Nevertheless, this conflict rages on and has taken some unnerving turns as of late, thanks in large part to Trump and his administration, who are happy to play their traditional role as bullies who gladly sidle up to Putin, and who are spreading false narratives about the invasion and ensuing war. Through extensive research and dozens of conversations with high ranking officials, VZ does its best to articulate the ins and outs of the situation in Ukraine, and serves as a powerful counterpoint to Trump's garbage.
Stay tuned for Whittemore’s spectacular introduction to Coll’s Attila, and for more information about VZ and all of the books we have coming out this fall and winter, including a new book by Andrés Neuman, the winner of this year’s Contemporary Bulgarian Writer Award, Lara Moreno’s follow-up to Wolfskin, the first book to win the Armory Square Prize for South Asian Literature in Translation, and a new reprint of a classic Juan José Saer novel.
That's amazing to hear!
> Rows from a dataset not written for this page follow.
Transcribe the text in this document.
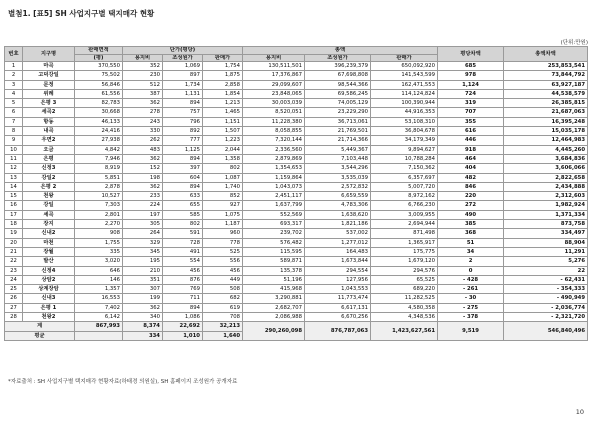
별첨1. [표5] SH 사업지구별 택지매각 현황
(단위:만원)
번호	지구명	판매면적	단가(평당)			총액			평당차액	총액차액
		(평)	용지비	조성원가	판매가	용지비	조성원가	판매가		
1	마곡	370,550	352	1,069	1,754	130,511,501	396,239,379	650,092,920	685	253,853,541
2	고덕강일	75,502	230	897	1,875	17,376,867	67,698,808	141,543,599	978	73,844,792
3	문정	56,846	512	1,734	2,858	29,099,607	98,544,366	162,471,553	1,124	63,927,187
4	위례	61,556	387	1,131	1,854	23,848,065	69,586,245	114,124,824	724	44,538,579
5	은평 3	82,783	362	894	1,213	30,003,039	74,005,129	100,390,944	319	26,385,815
6	세곡2	30,668	278	757	1,465	8,520,051	23,229,290	44,916,353	707	21,687,063
7	항동	46,133	243	796	1,151	11,228,380	36,713,061	53,108,310	355	16,395,248
8	내곡	24,416	330	892	1,507	8,058,855	21,769,501	36,804,678	616	15,035,178
9	우면2	27,938	262	777	1,223	7,320,144	21,714,366	34,179,349	446	12,464,983
10	오금	4,842	483	1,125	2,044	2,336,560	5,449,367	9,894,627	918	4,445,260
11	은평	7,946	362	894	1,358	2,879,869	7,103,448	10,788,284	464	3,684,836
12	신정3	8,919	152	397	802	1,354,653	3,544,296	7,150,362	404	3,606,066
13	강일2	5,851	198	604	1,087	1,159,864	3,535,039	6,357,697	482	2,822,658
14	은평 2	2,878	362	894	1,740	1,043,073	2,572,832	5,007,720	846	2,434,888
15	천왕	10,527	233	633	852	2,451,117	6,659,559	8,972,162	220	2,312,603
16	강일	7,303	224	655	927	1,637,799	4,783,306	6,766,230	272	1,982,924
17	세곡	2,801	197	585	1,075	552,569	1,638,620	3,009,955	490	1,371,334
18	장지	2,270	305	802	1,187	693,317	1,821,186	2,694,944	385	873,758
19	신내2	908	264	591	960	239,702	537,002	871,498	368	334,497
20	마천	1,755	329	728	778	576,482	1,277,012	1,365,917	51	88,904
21	장월	335	345	491	525	115,595	164,483	175,775	34	11,291
22	발산	3,020	195	554	556	589,871	1,673,844	1,679,120	2	5,276
23	신정4	646	210	456	456	135,378	294,554	294,576	0	22
24	상암2	146	351	876	449	51,196	127,956	65,525	- 428	- 62,431
25	상계장암	1,357	307	769	508	415,968	1,043,553	689,220	- 261	- 354,333
26	신내3	16,553	199	711	682	3,290,881	11,773,474	11,282,525	- 30	- 490,949
27	은평 1	7,402	362	894	619	2,682,707	6,617,131	4,580,358	- 275	- 2,036,774
28	천왕2	6,142	340	1,086	708	2,086,988	6,670,256	4,348,536	- 378	- 2,321,720
계		867,993	8,374	22,692	32,213	290,260,098	876,787,063	1,423,627,561	9,519	546,840,496
평균			334	1,010	1,640					
*자료출처 : SH 사업지구별 택지매각 현황자료(하태경 의원실), SH 홈페이지 조성원가 공개자료
10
I passed it along to Katie Whittemore, who is, I'll bet, going to be very interested in hearing that this is influencing your dreams . . .
I’m finishing Coll’s Attila now, and will then move on to Serena. It’s been one of the most rewarding experiences of my life, and not just in the ordinary sense of, say, the experience of reading it. There have been accompanying visions while falling asleep in the sun after reading it, dreams, and imagined permutations of word groupings in the text of the book that have made Attila more of an event than a simple reading experience. It’s quite magical. Thanks so much for taking a chance on it. I’m happy to hear that it’s paying off.